We’re sadly lacking, but would naturally love one. Our kitchen opens out onto what’s been described quite sniffily – but accurately (by the same so-called friend who likened our hall and stair carpet to underlay) as a lean-to conservatory. We don’t have any bifolds either. They do look a lovely thing to have, though.
As much as I envy my friends and their newly renovated homes, I don’t think I’ll ever live in such a property unless I’m lucky enough to buy it in its ready-renovated state.
I wrote a couple of weeks ago about the mind-boggling complexity of buying a new carpet, so having to make decisions on any number of topics, from flooring to light fittings, often under tight time constraints, blows my mind. How do people do it without having nervous breakdowns?
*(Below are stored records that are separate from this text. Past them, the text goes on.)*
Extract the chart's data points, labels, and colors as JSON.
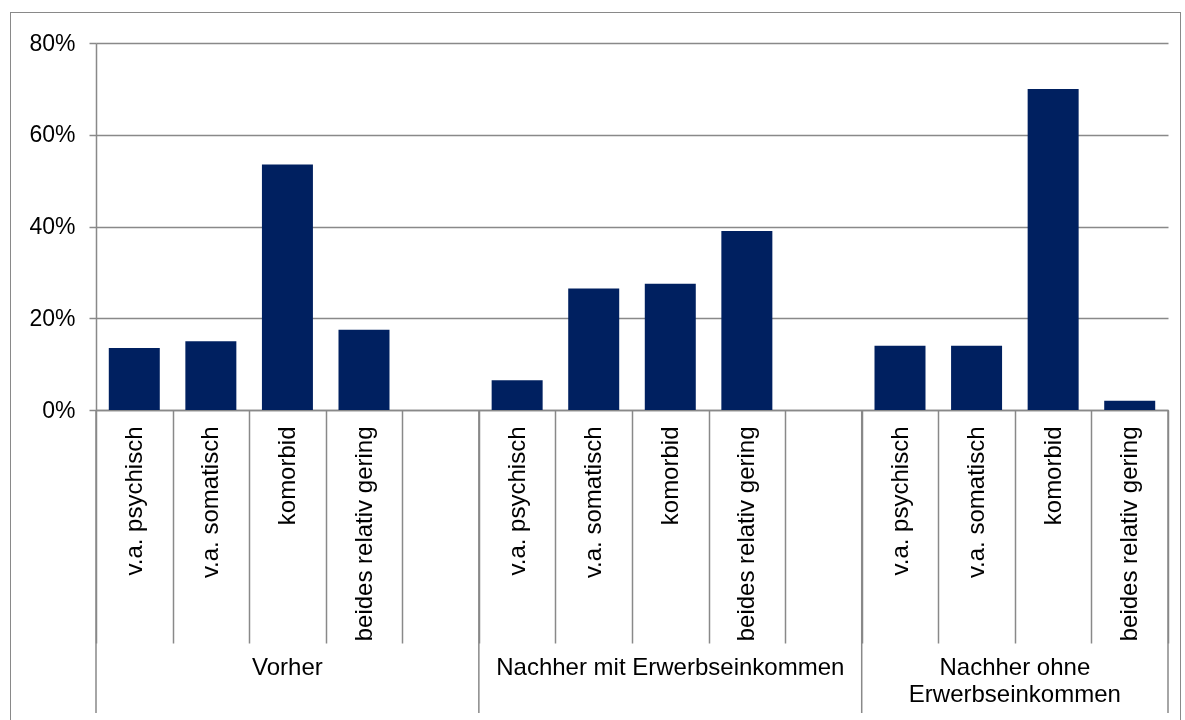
{
  "chart_data": {
    "type": "bar",
    "categories": [
      "v.a. psychisch",
      "v.a. somatisch",
      "komorbid",
      "beides relativ gering",
      null,
      "v.a. psychisch",
      "v.a. somatisch",
      "komorbid",
      "beides relativ gering",
      null,
      "v.a. psychisch",
      "v.a. somatisch",
      "komorbid",
      "beides relativ gering"
    ],
    "values": [
      13.5,
      15,
      53.5,
      17.5,
      null,
      6.5,
      26.5,
      27.5,
      39,
      null,
      14,
      14,
      70,
      2
    ],
    "color": "#002060",
    "ylim": [
      0,
      80
    ],
    "yticks": [
      {
        "value": 0,
        "label": "0%"
      },
      {
        "value": 20,
        "label": "20%"
      },
      {
        "value": 40,
        "label": "40%"
      },
      {
        "value": 60,
        "label": "60%"
      },
      {
        "value": 80,
        "label": "80%"
      }
    ],
    "grid": "y",
    "annotations": [
      "Vorher",
      "Nachher mit Erwerbseinkommen",
      "Nachher ohne Erwerbseinkommen"
    ]
  }
}
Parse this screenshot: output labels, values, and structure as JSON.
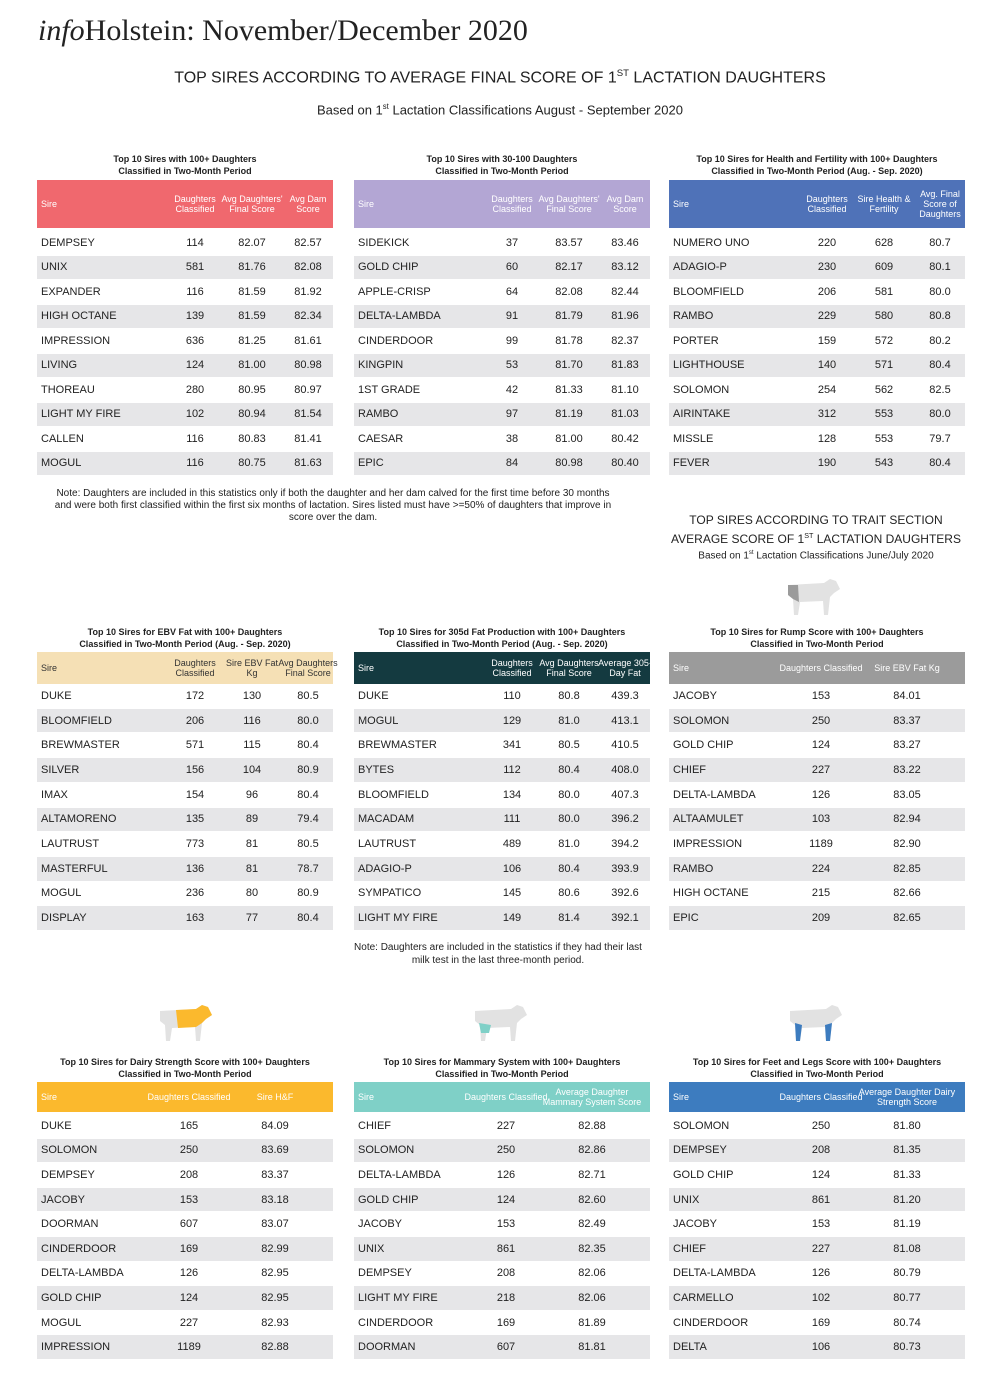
{
  "header": {
    "title_prefix": "info",
    "title": "Holstein: November/December 2020"
  },
  "heading": {
    "parts": [
      "TOP SIRES ACCORDING TO AVERAGE FINAL SCORE OF 1",
      "ST",
      " LACTATION DAUGHTERS"
    ]
  },
  "subheading": {
    "parts": [
      "Based on 1",
      "st",
      " Lactation Classifications August - September 2020"
    ]
  },
  "note1": "Note: Daughters are included in this statistics only if both the daughter and her dam calved for the first time before 30 months and were both first classified within the first six months of lactation.  Sires listed must have >=50% of daughters that improve in score over the dam.",
  "trait_heading": {
    "line1": "TOP SIRES ACCORDING TO TRAIT SECTION",
    "line2": [
      "AVERAGE SCORE OF 1",
      "ST",
      " LACTATION DAUGHTERS"
    ]
  },
  "trait_subheading": {
    "parts": [
      "Based on 1",
      "st",
      " Lactation Classifications June/July 2020"
    ]
  },
  "note2": "Note: Daughters are included in the statistics if they had their last milk test in the last three-month period.",
  "tables": [
    {
      "title": [
        "Top 10 Sires with 100+ Daughters",
        "Classified in Two-Month Period"
      ],
      "color": "#f0686e",
      "columns": [
        "Sire",
        "Daughters Classified",
        "Avg Daughters' Final Score",
        "Avg Dam Score"
      ],
      "rows": [
        [
          "DEMPSEY",
          "114",
          "82.07",
          "82.57"
        ],
        [
          "UNIX",
          "581",
          "81.76",
          "82.08"
        ],
        [
          "EXPANDER",
          "116",
          "81.59",
          "81.92"
        ],
        [
          "HIGH OCTANE",
          "139",
          "81.59",
          "82.34"
        ],
        [
          "IMPRESSION",
          "636",
          "81.25",
          "81.61"
        ],
        [
          "LIVING",
          "124",
          "81.00",
          "80.98"
        ],
        [
          "THOREAU",
          "280",
          "80.95",
          "80.97"
        ],
        [
          "LIGHT MY FIRE",
          "102",
          "80.94",
          "81.54"
        ],
        [
          "CALLEN",
          "116",
          "80.83",
          "81.41"
        ],
        [
          "MOGUL",
          "116",
          "80.75",
          "81.63"
        ]
      ]
    },
    {
      "title": [
        "Top 10 Sires with 30-100 Daughters",
        "Classified in Two-Month Period"
      ],
      "color": "#b3a6d4",
      "columns": [
        "Sire",
        "Daughters Classified",
        "Avg Daughters' Final Score",
        "Avg Dam Score"
      ],
      "rows": [
        [
          "SIDEKICK",
          "37",
          "83.57",
          "83.46"
        ],
        [
          "GOLD CHIP",
          "60",
          "82.17",
          "83.12"
        ],
        [
          "APPLE-CRISP",
          "64",
          "82.08",
          "82.44"
        ],
        [
          "DELTA-LAMBDA",
          "91",
          "81.79",
          "81.96"
        ],
        [
          "CINDERDOOR",
          "99",
          "81.78",
          "82.37"
        ],
        [
          "KINGPIN",
          "53",
          "81.70",
          "81.83"
        ],
        [
          "1ST GRADE",
          "42",
          "81.33",
          "81.10"
        ],
        [
          "RAMBO",
          "97",
          "81.19",
          "81.03"
        ],
        [
          "CAESAR",
          "38",
          "81.00",
          "80.42"
        ],
        [
          "EPIC",
          "84",
          "80.98",
          "80.40"
        ]
      ]
    },
    {
      "title": [
        "Top 10 Sires for Health and Fertility with 100+ Daughters",
        "Classified in Two-Month Period (Aug. - Sep. 2020)"
      ],
      "color": "#4f72b8",
      "columns": [
        "Sire",
        "Daughters Classified",
        "Sire Health & Fertility",
        "Avg. Final Score of Daughters"
      ],
      "rows": [
        [
          "NUMERO UNO",
          "220",
          "628",
          "80.7"
        ],
        [
          "ADAGIO-P",
          "230",
          "609",
          "80.1"
        ],
        [
          "BLOOMFIELD",
          "206",
          "581",
          "80.0"
        ],
        [
          "RAMBO",
          "229",
          "580",
          "80.8"
        ],
        [
          "PORTER",
          "159",
          "572",
          "80.2"
        ],
        [
          "LIGHTHOUSE",
          "140",
          "571",
          "80.4"
        ],
        [
          "SOLOMON",
          "254",
          "562",
          "82.5"
        ],
        [
          "AIRINTAKE",
          "312",
          "553",
          "80.0"
        ],
        [
          "MISSLE",
          "128",
          "553",
          "79.7"
        ],
        [
          "FEVER",
          "190",
          "543",
          "80.4"
        ]
      ]
    },
    {
      "title": [
        "Top 10 Sires for EBV Fat with 100+ Daughters",
        "Classified in Two-Month Period (Aug. - Sep. 2020)"
      ],
      "color": "#f5e0b5",
      "columns": [
        "Sire",
        "Daughters Classified",
        "Sire EBV Fat Kg",
        "Avg Daughters Final Score"
      ],
      "rows": [
        [
          "DUKE",
          "172",
          "130",
          "80.5"
        ],
        [
          "BLOOMFIELD",
          "206",
          "116",
          "80.0"
        ],
        [
          "BREWMASTER",
          "571",
          "115",
          "80.4"
        ],
        [
          "SILVER",
          "156",
          "104",
          "80.9"
        ],
        [
          "IMAX",
          "154",
          "96",
          "80.4"
        ],
        [
          "ALTAMORENO",
          "135",
          "89",
          "79.4"
        ],
        [
          "LAUTRUST",
          "773",
          "81",
          "80.5"
        ],
        [
          "MASTERFUL",
          "136",
          "81",
          "78.7"
        ],
        [
          "MOGUL",
          "236",
          "80",
          "80.9"
        ],
        [
          "DISPLAY",
          "163",
          "77",
          "80.4"
        ]
      ]
    },
    {
      "title": [
        "Top 10 Sires for 305d Fat Production with 100+ Daughters",
        "Classified in Two-Month Period (Aug. - Sep. 2020)"
      ],
      "color": "#143a40",
      "columns": [
        "Sire",
        "Daughters Classified",
        "Avg Daughters Final Score",
        "Average 305-Day Fat"
      ],
      "rows": [
        [
          "DUKE",
          "110",
          "80.8",
          "439.3"
        ],
        [
          "MOGUL",
          "129",
          "81.0",
          "413.1"
        ],
        [
          "BREWMASTER",
          "341",
          "80.5",
          "410.5"
        ],
        [
          "BYTES",
          "112",
          "80.4",
          "408.0"
        ],
        [
          "BLOOMFIELD",
          "134",
          "80.0",
          "407.3"
        ],
        [
          "MACADAM",
          "111",
          "80.0",
          "396.2"
        ],
        [
          "LAUTRUST",
          "489",
          "81.0",
          "394.2"
        ],
        [
          "ADAGIO-P",
          "106",
          "80.4",
          "393.9"
        ],
        [
          "SYMPATICO",
          "145",
          "80.6",
          "392.6"
        ],
        [
          "LIGHT MY FIRE",
          "149",
          "81.4",
          "392.1"
        ]
      ]
    },
    {
      "title": [
        "Top 10 Sires for Rump Score with 100+ Daughters",
        "Classified in Two-Month Period"
      ],
      "color": "#9b9b9b",
      "columns": [
        "Sire",
        "Daughters Classified",
        "Sire EBV Fat Kg"
      ],
      "rows": [
        [
          "JACOBY",
          "153",
          "84.01"
        ],
        [
          "SOLOMON",
          "250",
          "83.37"
        ],
        [
          "GOLD CHIP",
          "124",
          "83.27"
        ],
        [
          "CHIEF",
          "227",
          "83.22"
        ],
        [
          "DELTA-LAMBDA",
          "126",
          "83.05"
        ],
        [
          "ALTAAMULET",
          "103",
          "82.94"
        ],
        [
          "IMPRESSION",
          "1189",
          "82.90"
        ],
        [
          "RAMBO",
          "224",
          "82.85"
        ],
        [
          "HIGH OCTANE",
          "215",
          "82.66"
        ],
        [
          "EPIC",
          "209",
          "82.65"
        ]
      ]
    },
    {
      "title": [
        "Top 10 Sires for Dairy Strength Score with 100+ Daughters",
        "Classified in Two-Month Period"
      ],
      "color": "#fbb92d",
      "columns": [
        "Sire",
        "Daughters Classified",
        "Sire H&F"
      ],
      "rows": [
        [
          "DUKE",
          "165",
          "84.09"
        ],
        [
          "SOLOMON",
          "250",
          "83.69"
        ],
        [
          "DEMPSEY",
          "208",
          "83.37"
        ],
        [
          "JACOBY",
          "153",
          "83.18"
        ],
        [
          "DOORMAN",
          "607",
          "83.07"
        ],
        [
          "CINDERDOOR",
          "169",
          "82.99"
        ],
        [
          "DELTA-LAMBDA",
          "126",
          "82.95"
        ],
        [
          "GOLD CHIP",
          "124",
          "82.95"
        ],
        [
          "MOGUL",
          "227",
          "82.93"
        ],
        [
          "IMPRESSION",
          "1189",
          "82.88"
        ]
      ]
    },
    {
      "title": [
        "Top 10 Sires for Mammary System with 100+ Daughters",
        "Classified in Two-Month Period"
      ],
      "color": "#7fd0c7",
      "columns": [
        "Sire",
        "Daughters Classified",
        "Average Daughter Mammary System Score"
      ],
      "rows": [
        [
          "CHIEF",
          "227",
          "82.88"
        ],
        [
          "SOLOMON",
          "250",
          "82.86"
        ],
        [
          "DELTA-LAMBDA",
          "126",
          "82.71"
        ],
        [
          "GOLD CHIP",
          "124",
          "82.60"
        ],
        [
          "JACOBY",
          "153",
          "82.49"
        ],
        [
          "UNIX",
          "861",
          "82.35"
        ],
        [
          "DEMPSEY",
          "208",
          "82.06"
        ],
        [
          "LIGHT MY FIRE",
          "218",
          "82.06"
        ],
        [
          "CINDERDOOR",
          "169",
          "81.89"
        ],
        [
          "DOORMAN",
          "607",
          "81.81"
        ]
      ]
    },
    {
      "title": [
        "Top 10 Sires for Feet and Legs Score with 100+ Daughters",
        "Classified in Two-Month Period"
      ],
      "color": "#3d7cbf",
      "columns": [
        "Sire",
        "Daughters Classified",
        "Average Daughter Dairy Strength Score"
      ],
      "rows": [
        [
          "SOLOMON",
          "250",
          "81.80"
        ],
        [
          "DEMPSEY",
          "208",
          "81.35"
        ],
        [
          "GOLD CHIP",
          "124",
          "81.33"
        ],
        [
          "UNIX",
          "861",
          "81.20"
        ],
        [
          "JACOBY",
          "153",
          "81.19"
        ],
        [
          "CHIEF",
          "227",
          "81.08"
        ],
        [
          "DELTA-LAMBDA",
          "126",
          "80.79"
        ],
        [
          "CARMELLO",
          "102",
          "80.77"
        ],
        [
          "CINDERDOOR",
          "169",
          "80.74"
        ],
        [
          "DELTA",
          "106",
          "80.73"
        ]
      ]
    }
  ]
}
Then there’s the financial aspect – how on earth do they manage to keep the budget under control and the ever-changing Excel document up to date?
Towergate Insurance’s home renovations tool is designed to help with estimating the cost of renovations, offering a rough guide to whether the work will be worth it. What’s not to like about a good interactive tool, particularly when it may be able to save you a few quid? All they require is the current value of your home and your budget, then – ta-da!
The downside – apart from the fact that it’s pretty vague - is that it isn’t designed to take in the regional variations in price for these assorted home improvements. The cost of a loft conversion is quoted as being £17,500 for example, something anyone who’s shelled out for such a project in the south east can confirm is wildly optimistic. Then there’s the sternly-worded disclaimer: ‘This is not investment advice’. If anyone decides a web tool designed to bring traffic to an insurance company’s website is anything more than a fun starting point to a far more complex process then they deserve a lifetime of lean-to conservatories and underlay-inspired carpet, quite frankly.